Objectives Various validated clinical scales and questionnaires are available and many neurophysiological and functional tests have been developed to evaluate dysautonomia. This work aims to review the neurophysiological tools that can be used to characterize distal autonomic dysfunction, particularly in the context of peripheral neuropathies. Methods Neurophysiological tests exploring autonomic vasomotor and sudomotor function have been reviewed. The accuracy of each technique for the diagnosis of small-fiber autonomic neuropathy has been assessed. Results Sudomotor innervation can be investigated by many tests including sympathetic skin reflex recording (SSR), quantitative sudomotor axon reflex testing (QSART), electrochemical skin conductance measurement (ESC) by Sudoscan®, and the Neuropad® colorimetric test. Both the Neuropad® test and ESC measurement by Sudoscan®, provide early markers of neuropathy in context of familial amyloid polyneuropathy as well as in diabetic polyneuropathy. The Neuropad® test could be used as a screening tool, requiring confirmation by ESC measurement by Sudoscan®, which is more convenient for follow-up assessment. Unlike the SSR, QSART is also a sensitive test for detecting sudomotor dysfunction.

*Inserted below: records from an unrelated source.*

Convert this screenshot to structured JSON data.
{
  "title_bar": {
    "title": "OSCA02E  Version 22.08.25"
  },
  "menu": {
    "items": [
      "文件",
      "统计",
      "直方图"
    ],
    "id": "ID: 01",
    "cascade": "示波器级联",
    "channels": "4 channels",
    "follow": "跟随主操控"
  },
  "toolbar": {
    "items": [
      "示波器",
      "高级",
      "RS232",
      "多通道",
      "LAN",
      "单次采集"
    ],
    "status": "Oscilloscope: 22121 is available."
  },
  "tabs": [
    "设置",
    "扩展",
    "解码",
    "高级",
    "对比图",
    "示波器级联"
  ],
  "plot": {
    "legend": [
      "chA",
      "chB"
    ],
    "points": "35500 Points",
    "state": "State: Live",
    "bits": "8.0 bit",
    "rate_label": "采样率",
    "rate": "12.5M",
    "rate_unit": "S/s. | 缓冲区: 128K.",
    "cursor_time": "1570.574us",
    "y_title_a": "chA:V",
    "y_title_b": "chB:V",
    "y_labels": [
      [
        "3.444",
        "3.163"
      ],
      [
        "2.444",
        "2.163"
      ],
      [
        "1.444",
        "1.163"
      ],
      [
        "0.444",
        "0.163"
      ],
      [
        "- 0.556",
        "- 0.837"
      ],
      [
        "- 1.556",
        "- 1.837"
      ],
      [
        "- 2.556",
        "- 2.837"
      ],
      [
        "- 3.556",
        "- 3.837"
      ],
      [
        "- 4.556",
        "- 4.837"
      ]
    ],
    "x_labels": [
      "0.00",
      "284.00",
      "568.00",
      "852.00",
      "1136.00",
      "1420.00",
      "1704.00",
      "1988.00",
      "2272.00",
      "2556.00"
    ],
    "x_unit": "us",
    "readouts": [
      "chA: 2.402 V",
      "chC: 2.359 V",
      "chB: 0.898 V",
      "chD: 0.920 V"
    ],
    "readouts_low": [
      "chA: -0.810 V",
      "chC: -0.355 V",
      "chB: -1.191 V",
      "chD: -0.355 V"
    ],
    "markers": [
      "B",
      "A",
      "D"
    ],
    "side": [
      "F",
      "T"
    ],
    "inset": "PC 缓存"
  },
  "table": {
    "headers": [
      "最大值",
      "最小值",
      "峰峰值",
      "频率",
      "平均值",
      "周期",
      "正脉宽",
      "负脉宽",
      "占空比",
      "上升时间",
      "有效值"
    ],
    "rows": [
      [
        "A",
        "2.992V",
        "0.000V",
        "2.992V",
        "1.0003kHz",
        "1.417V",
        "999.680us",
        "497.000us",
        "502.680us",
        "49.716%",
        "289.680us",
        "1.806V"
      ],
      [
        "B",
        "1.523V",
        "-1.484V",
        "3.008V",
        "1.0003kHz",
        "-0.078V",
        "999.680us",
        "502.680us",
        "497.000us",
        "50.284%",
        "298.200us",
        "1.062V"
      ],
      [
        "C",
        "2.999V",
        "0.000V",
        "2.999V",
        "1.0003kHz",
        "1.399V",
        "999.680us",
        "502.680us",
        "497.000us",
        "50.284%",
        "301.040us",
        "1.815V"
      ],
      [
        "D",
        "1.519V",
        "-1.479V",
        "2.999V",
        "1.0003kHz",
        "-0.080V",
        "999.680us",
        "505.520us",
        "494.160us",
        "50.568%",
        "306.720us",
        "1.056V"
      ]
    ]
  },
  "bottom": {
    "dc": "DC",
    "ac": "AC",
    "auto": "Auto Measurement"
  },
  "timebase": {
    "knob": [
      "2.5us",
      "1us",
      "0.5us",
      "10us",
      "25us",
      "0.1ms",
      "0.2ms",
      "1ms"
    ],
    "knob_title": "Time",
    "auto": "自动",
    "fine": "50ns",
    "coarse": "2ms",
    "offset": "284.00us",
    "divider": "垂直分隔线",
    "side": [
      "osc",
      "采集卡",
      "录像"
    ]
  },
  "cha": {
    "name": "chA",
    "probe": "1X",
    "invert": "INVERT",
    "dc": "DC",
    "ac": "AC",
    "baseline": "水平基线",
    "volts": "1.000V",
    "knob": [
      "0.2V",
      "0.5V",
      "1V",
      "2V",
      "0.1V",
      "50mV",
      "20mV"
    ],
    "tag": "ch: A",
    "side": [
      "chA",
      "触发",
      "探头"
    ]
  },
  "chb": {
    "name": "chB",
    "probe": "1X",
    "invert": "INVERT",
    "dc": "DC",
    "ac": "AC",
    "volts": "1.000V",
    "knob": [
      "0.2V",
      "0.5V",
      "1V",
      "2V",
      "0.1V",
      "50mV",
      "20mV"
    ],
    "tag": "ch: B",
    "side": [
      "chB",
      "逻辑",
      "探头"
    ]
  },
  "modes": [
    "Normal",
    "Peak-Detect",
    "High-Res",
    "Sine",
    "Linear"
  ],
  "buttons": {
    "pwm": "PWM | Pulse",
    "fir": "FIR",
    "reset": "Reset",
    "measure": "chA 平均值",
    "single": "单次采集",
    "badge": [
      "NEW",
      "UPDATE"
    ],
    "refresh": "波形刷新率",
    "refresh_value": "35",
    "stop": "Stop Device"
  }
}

However, its test-retest reliability is really moderate. For vasomotor aspects, investigation includes the stimulated skin wrinkling (SSW) test, laser Doppler flowmetry (LDF) and laser Doppler imaging (LDI-flare). The SSW test appears valuable when applied to the fingers, but not to the toes. The LDF and LDI-flare tests were found to be sensitive in various clinical contexts (e.g., Parkinson's disease, diabetes, and HIV infection), but they lack standardization and have poor test-retest reliability, especially LDF. Conclusion Sudomotor tests and notably ESC measurement by Sudoscan® appear to be relevant to assess distal autonomic dysfunction in the context of peripheral neuropathy, while the reliability of vasomotor tests should still be improved. Finally, various autonomic tests that are not performed at limb extremities can also be very informative and sensitive in this clinical context, such as heart rate variability measurement at deep breathing.